Fighting in Nagorno-Karabakh Escalates to Mortar Fire

Last week, fighting in the separatist Nagorno-Karabakh region of Azerbaijan escalated to mortar shelling between Azerbaijani forces and soldiers from both Armenia and the Defense Army of the Nagorno-Karabakh Republic (NKR), leaving four NKR soldiers, three civilians, and an unknown number of Azerbaijani soldiers dead. Location of Nagorno-Karabakh as of 2006, map courtesy of Aivazovsky (Wikimedia Commons)

While border disagreements and tensions over the NKR have caused intermittent fighting between Armenia and Azerbaijan in the past, this recent clash featured the use of 82mm and 60mm mortars and rocket launchers, signaling the possibility of more serious warfare.

Nagorno-Karabakh, ethnically 95% Armenian, is considered an autonomous region within Azerbaijan and has been the cause of heavy fighting and full-scale warfare since ethinic Armenians in the region attempted to unify with Armenia in 1988. Representatives from Armenia, Azerbaijan, and Nagorno-Karabakh signed a ceasefire in 1994, but a peace agreement was never reached, and conflicts in the region continue.

Other nations and organizations view the escalation in fighting as problematic to peace and security in the region, with a European Union spokesperson describing the recent clashes as “unsustainable” and the Russian Ambassador to Armenia, Ivan Volinkin, calling the flare-up “inadmissible.” Both the EU and Russia have stressed the importance of settling the conflict through diplomacy and the Minsk Group, an organization within the Organization for Security and Co-operation in Europe dedicated to finding a peaceful resolution to the conflict.

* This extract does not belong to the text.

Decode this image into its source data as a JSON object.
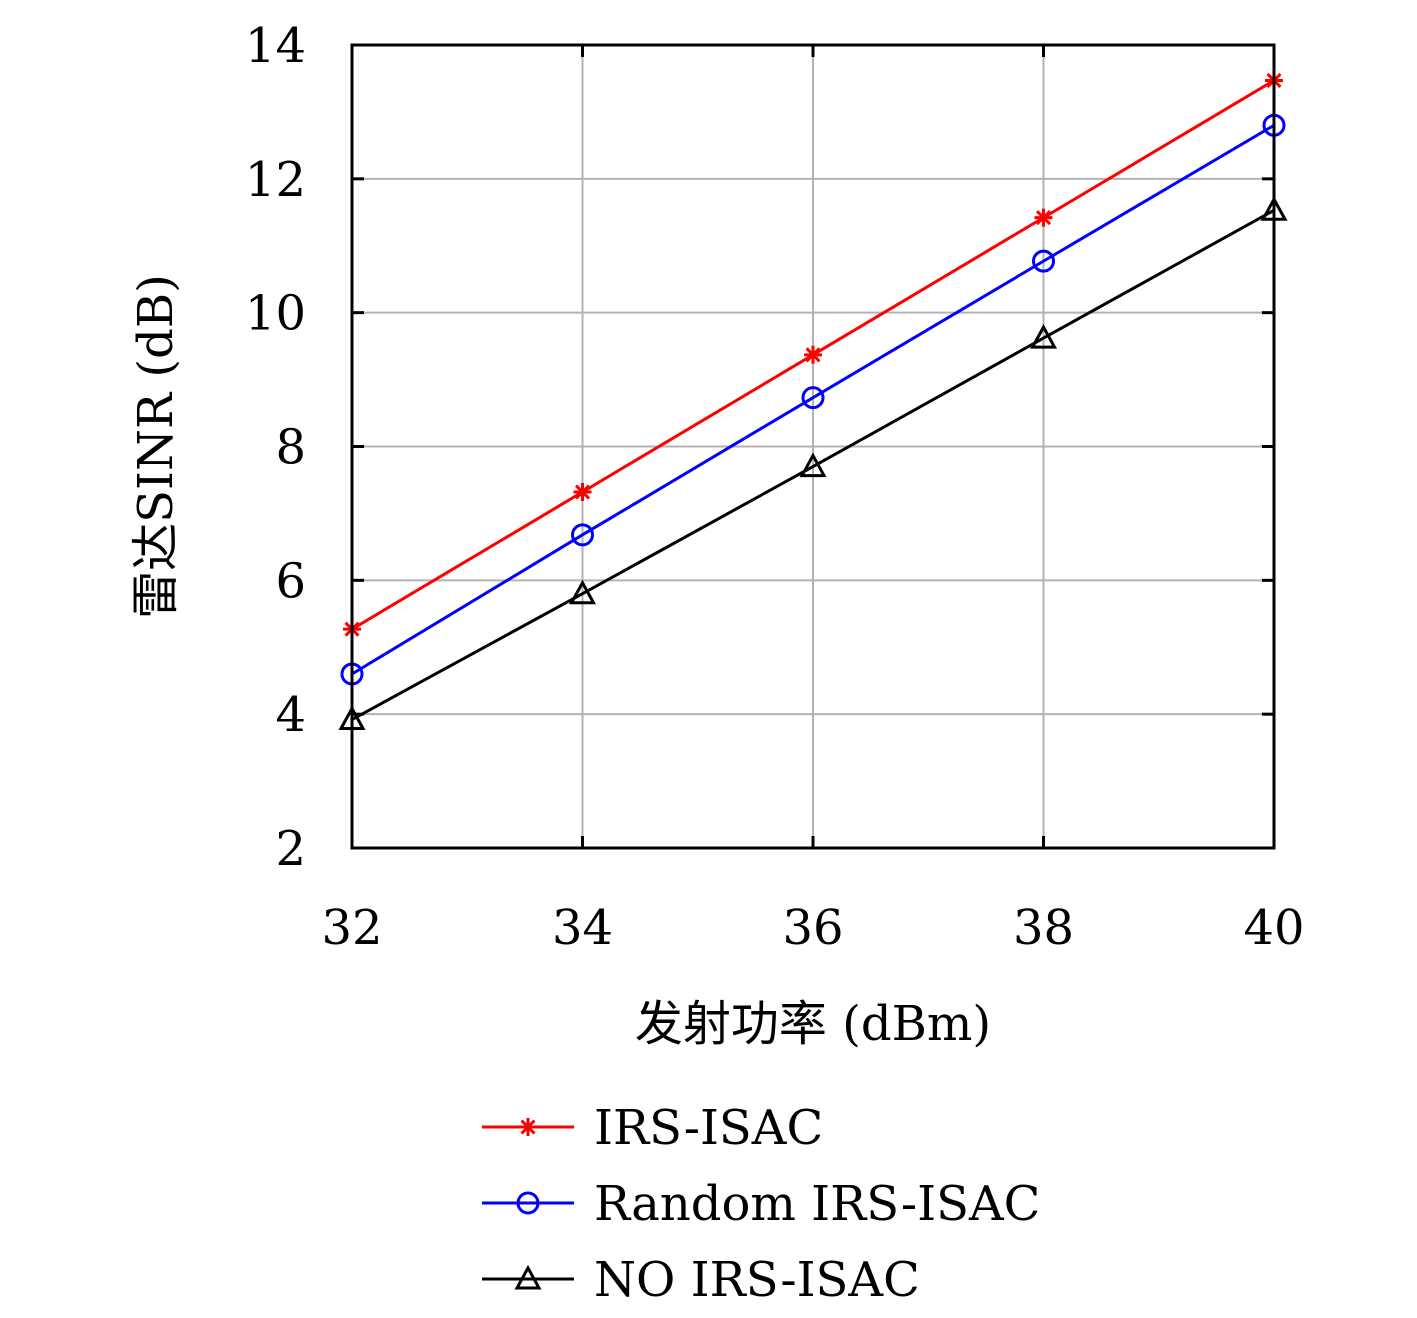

However, a peaceful resolution seems unlikely, as President Serzh Sargsyan of Armenia recently called Nagorno-Karabakh an “inseparable part of Armenia” while Azerbaijan’s foreign minister, Elmar Mammadyarov, affirmed in a speech to the U.N. that Azerbaijan would resort to military force if Armenia refuses to withdraw its own forces from Nagorno-Karabakh.